The month of June held alot of activity. We finished up with school, which held graduations and ceremonies. They really do things up here. The kindergarden gradution is the biggest. Alfredo was our only one this year and he was to dress up on a tie for the ceremony. They perform traditional dances and the whole family is involved in the child receiving the diploma. It was so much fun! However, we don't have air conditioning...so you can imagine sitting in a room with 100 people when it is 100 degrees outside. HOT! But it was worth it! The other children had ceremonies as well, where they had to dress in traditional Mexican outfits and perform traditional dances. It was all very fun and intersting to watch and to see the kids get excited about it.
We also had the Quinsenera for Sandra, Adriana, and Nati (Lupe's daughter). The day starts with a church cerimony, blessing each girl. There is a huge meal later in the day, then the ceremony started at 9pm. Apparently, that is normal here...and they like to dance all night long! During the ceremony, the girl is presented with heels. This signifies her coming of age. She changes from her flat shoes to her heels and dances the night away. It was exciting to see each girl in their moment to shine.

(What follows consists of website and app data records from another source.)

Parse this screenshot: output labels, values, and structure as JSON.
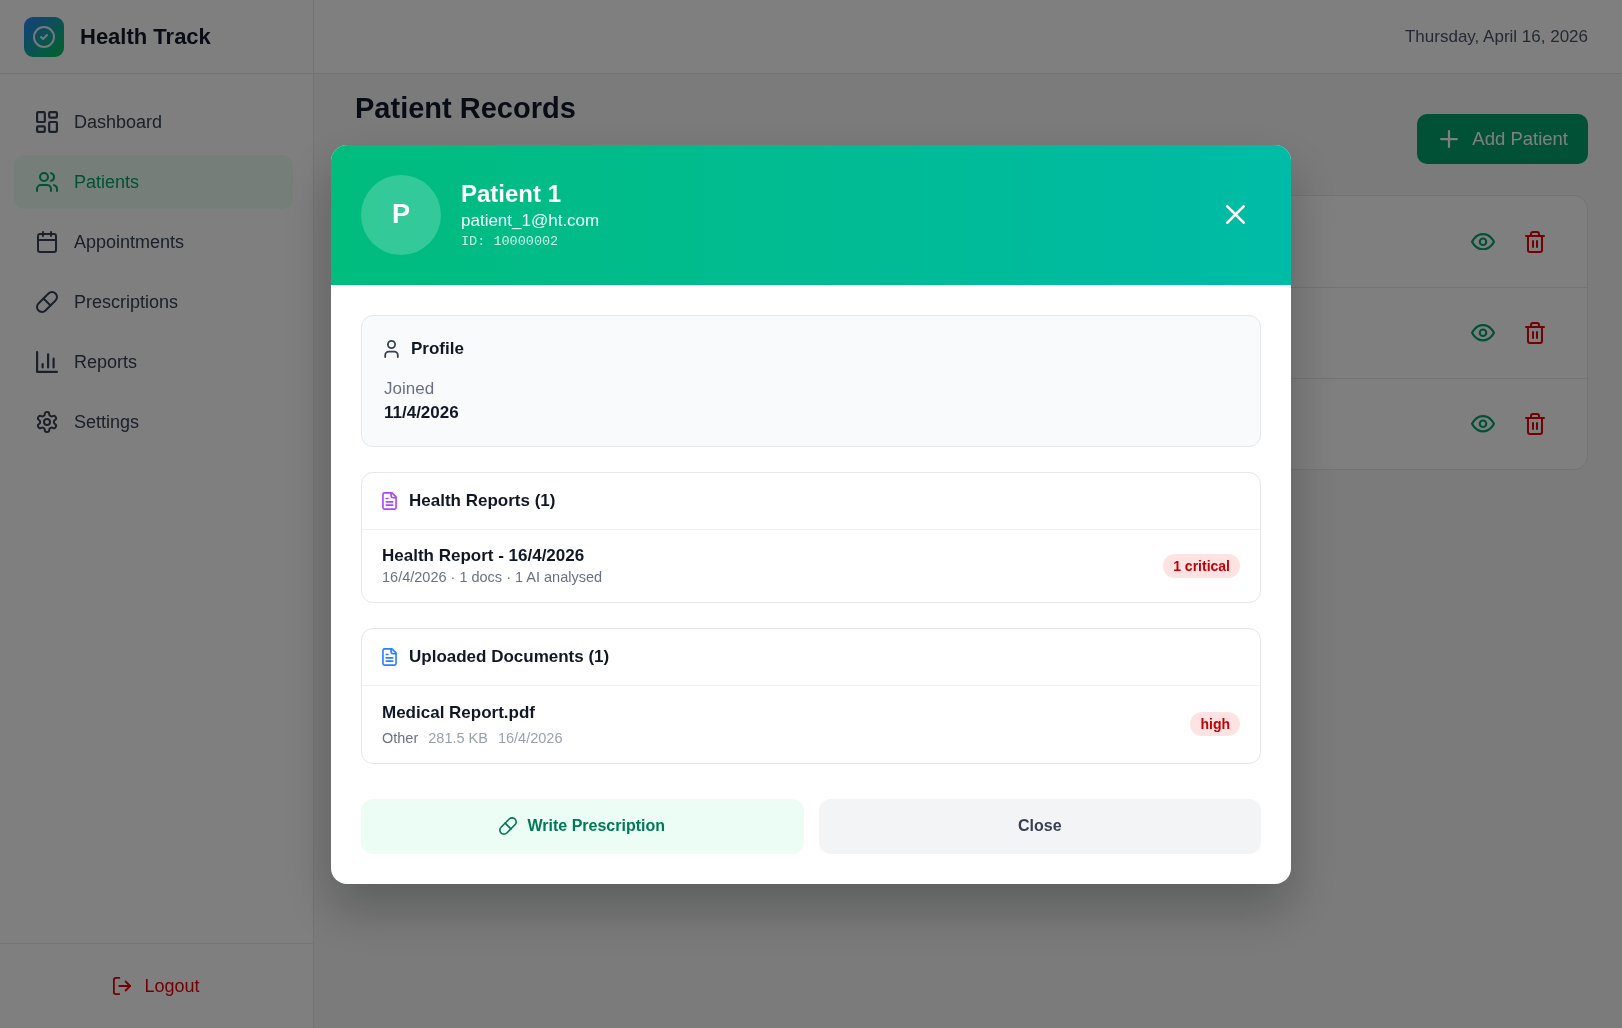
{
  "sidebar": {
    "brand": "Health Track",
    "items": [
      {
        "label": "Dashboard",
        "selected": false
      },
      {
        "label": "Patients",
        "selected": true
      },
      {
        "label": "Appointments",
        "selected": false
      },
      {
        "label": "Prescriptions",
        "selected": false
      },
      {
        "label": "Reports",
        "selected": false
      },
      {
        "label": "Settings",
        "selected": false
      }
    ],
    "logout": "Logout"
  },
  "topbar": {
    "date": "Thursday, April 16, 2026"
  },
  "page": {
    "title": "Patient Records",
    "add_button": "Add Patient",
    "table": {
      "rows": [
        {
          "actions": [
            {
              "kind": "view"
            },
            {
              "kind": "delete"
            }
          ]
        },
        {
          "actions": [
            {
              "kind": "view"
            },
            {
              "kind": "delete"
            }
          ]
        },
        {
          "actions": [
            {
              "kind": "view"
            },
            {
              "kind": "delete"
            }
          ]
        }
      ]
    }
  },
  "patient_modal": {
    "avatar_initial": "P",
    "name": "Patient 1",
    "email": "patient_1@ht.com",
    "patient_id": "ID: 10000002",
    "profile": {
      "title": "Profile",
      "fields": [
        {
          "label": "Joined",
          "value": "11/4/2026"
        }
      ]
    },
    "health_reports": {
      "title": "Health Reports (1)",
      "items": [
        {
          "title": "Health Report - 16/4/2026",
          "meta": "16/4/2026 · 1 docs · 1 AI analysed",
          "badge": "1 critical"
        }
      ]
    },
    "documents": {
      "title": "Uploaded Documents (1)",
      "items": [
        {
          "name": "Medical Report.pdf",
          "category": "Other",
          "size": "281.5 KB",
          "date": "16/4/2026",
          "badge": "high"
        }
      ]
    },
    "buttons": [
      {
        "label": "Write Prescription",
        "kind": "prescription"
      },
      {
        "label": "Close",
        "kind": "close"
      }
    ]
  }
}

We also have had alot of groups come through the last few weeks. Some have been here to work and some to just visit. It was fun to meet new people and we are very appreciative of what has been accomplished, but I am ready to not socialize for a while. It was really exhausting. It seems funny to me know to look forward to just hanging out with all the kids. Seemed like alot when I first got here, now I look forward to just the 20 of us being around. :)

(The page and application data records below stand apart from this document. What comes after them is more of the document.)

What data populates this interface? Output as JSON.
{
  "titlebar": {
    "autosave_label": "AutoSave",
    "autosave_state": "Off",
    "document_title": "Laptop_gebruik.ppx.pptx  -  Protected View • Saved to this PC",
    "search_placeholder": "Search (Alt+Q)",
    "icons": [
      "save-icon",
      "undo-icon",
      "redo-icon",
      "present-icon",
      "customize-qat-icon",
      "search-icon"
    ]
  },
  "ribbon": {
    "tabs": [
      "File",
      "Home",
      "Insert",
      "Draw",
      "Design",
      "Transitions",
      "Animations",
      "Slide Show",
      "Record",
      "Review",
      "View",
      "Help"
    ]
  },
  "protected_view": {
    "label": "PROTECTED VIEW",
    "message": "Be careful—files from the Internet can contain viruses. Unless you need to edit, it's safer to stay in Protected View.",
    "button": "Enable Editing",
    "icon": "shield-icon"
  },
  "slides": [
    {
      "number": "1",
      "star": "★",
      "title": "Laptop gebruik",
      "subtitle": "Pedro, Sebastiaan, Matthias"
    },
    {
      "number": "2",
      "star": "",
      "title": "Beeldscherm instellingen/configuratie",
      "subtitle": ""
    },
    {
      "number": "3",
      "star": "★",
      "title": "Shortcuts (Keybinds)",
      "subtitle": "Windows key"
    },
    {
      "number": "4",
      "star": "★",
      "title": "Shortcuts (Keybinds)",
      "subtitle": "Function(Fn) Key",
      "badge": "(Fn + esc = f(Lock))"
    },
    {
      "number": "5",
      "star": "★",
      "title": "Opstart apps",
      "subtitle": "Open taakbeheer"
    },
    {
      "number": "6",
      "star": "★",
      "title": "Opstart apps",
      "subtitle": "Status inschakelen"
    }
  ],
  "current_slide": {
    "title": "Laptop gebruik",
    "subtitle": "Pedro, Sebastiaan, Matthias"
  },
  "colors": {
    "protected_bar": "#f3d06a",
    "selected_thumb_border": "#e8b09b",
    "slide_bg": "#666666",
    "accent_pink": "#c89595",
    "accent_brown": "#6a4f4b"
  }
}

We are now preparing for school to start August 20. And there are so many things to do before then. We wanted to get things set up here to school the children, however, the legalistics have not happened and we may have to send them to public school one more year...or at least part of it. I definately underestimated the work it takes to get 17 children ready for school. With proper uniforms, shoes, bookbags and all their supplies....wow.
Now that I am entering my 6th month, I am really settled into my life here. I am realizing that I have, for the most part, given up my single life. I would not trade my life for the world, but I am getting tired. It is more so emotionally, which also effects me physically. There are so many factors that play into this and would take me forever to explain...so I will spare you. But, please keep me in your prayers. I need to be able to refocus and recharge. I need wisdom in how I need to change and boundries I need to set in place to ease things up a bit. I know this is a slump I have hit, but the newness has wore off and I need to regroup. I feel so humbled by how much support I have received from friends and family. I know that I am not alone. Thank you, you will never know how much it has meant to me.